Royal Philips Electronics, with business interests in healthcare, consumer electronics, appliances and lighting segments, has agreed to acquire the Chennai-based appliances brand Preethi, leader with over 25 per cent share in the approximately 48-lakh-unit-a-year mixer-grinder market in India.
The acquisition, for an undisclosed consideration as of now, is to be done through a special purpose vehicle floated by the company.
With almost 40 per cent of its consumer lifestyle sector's sales already derived from emerging markets, the acquisition of Preethi demonstrates Philips' commitment to drive local innovation, including further expanding its industrial and commercial footprint in emerging markets, says a release from Philips.
“To capture growth in kitchen appliances, we need to intimately understand local consumer needs and deliver the right solutions,” Mr Pieter Nota, Chief Executive Officer of Philips Consumer Lifestyle, is quoted as saying.
“By building on Preethi's unique local knowledge, heritage of quality, and substantial distributor and dealer network, we are well positioned to drive growth in one of the world's most dynamic kitchen appliance markets,” the release adds.

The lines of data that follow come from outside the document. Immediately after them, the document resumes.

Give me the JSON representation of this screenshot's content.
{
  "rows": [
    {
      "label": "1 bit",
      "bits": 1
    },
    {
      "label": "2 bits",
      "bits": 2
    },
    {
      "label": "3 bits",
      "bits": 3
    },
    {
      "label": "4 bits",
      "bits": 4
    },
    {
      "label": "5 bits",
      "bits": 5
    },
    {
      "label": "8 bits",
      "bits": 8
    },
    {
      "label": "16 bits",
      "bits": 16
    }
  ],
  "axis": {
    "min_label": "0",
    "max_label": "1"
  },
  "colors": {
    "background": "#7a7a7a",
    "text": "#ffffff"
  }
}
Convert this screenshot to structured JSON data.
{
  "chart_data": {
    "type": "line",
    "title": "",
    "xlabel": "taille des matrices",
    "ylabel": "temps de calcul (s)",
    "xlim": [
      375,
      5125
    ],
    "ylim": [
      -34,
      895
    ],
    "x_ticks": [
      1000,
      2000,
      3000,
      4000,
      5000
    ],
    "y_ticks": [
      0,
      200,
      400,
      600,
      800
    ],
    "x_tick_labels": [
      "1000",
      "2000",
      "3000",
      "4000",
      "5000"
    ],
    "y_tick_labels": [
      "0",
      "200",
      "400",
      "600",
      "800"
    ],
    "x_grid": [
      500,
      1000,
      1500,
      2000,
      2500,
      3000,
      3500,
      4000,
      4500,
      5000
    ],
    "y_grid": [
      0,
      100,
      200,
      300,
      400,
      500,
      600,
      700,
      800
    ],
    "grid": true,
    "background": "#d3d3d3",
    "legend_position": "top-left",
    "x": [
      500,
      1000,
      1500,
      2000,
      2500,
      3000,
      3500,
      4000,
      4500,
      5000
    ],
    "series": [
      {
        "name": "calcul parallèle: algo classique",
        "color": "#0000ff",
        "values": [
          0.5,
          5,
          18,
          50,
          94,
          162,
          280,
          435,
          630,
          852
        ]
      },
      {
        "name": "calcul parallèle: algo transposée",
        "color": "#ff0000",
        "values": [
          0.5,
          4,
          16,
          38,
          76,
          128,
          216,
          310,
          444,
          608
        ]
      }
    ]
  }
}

According to Mr T.T. Varadarajan, Chairman and Managing Director of Maya Appliances (owner of the Preethi brand), who will continue to spearhead the new entity, “The combined strength of our two organisations will benefit both our customers and employees.”
Upon closing of this transaction in the next few months, Preethi will become part of the Domestic Appliances Business Group within Philips' Consumer Lifestyle sector.
As of now, though Philips too has a play in the mixer-grinder segment in India, it has to compete with brands such as Panasonic, Butterfly, Maharaja Whiteline, and Kenstar for the remaining share of the market.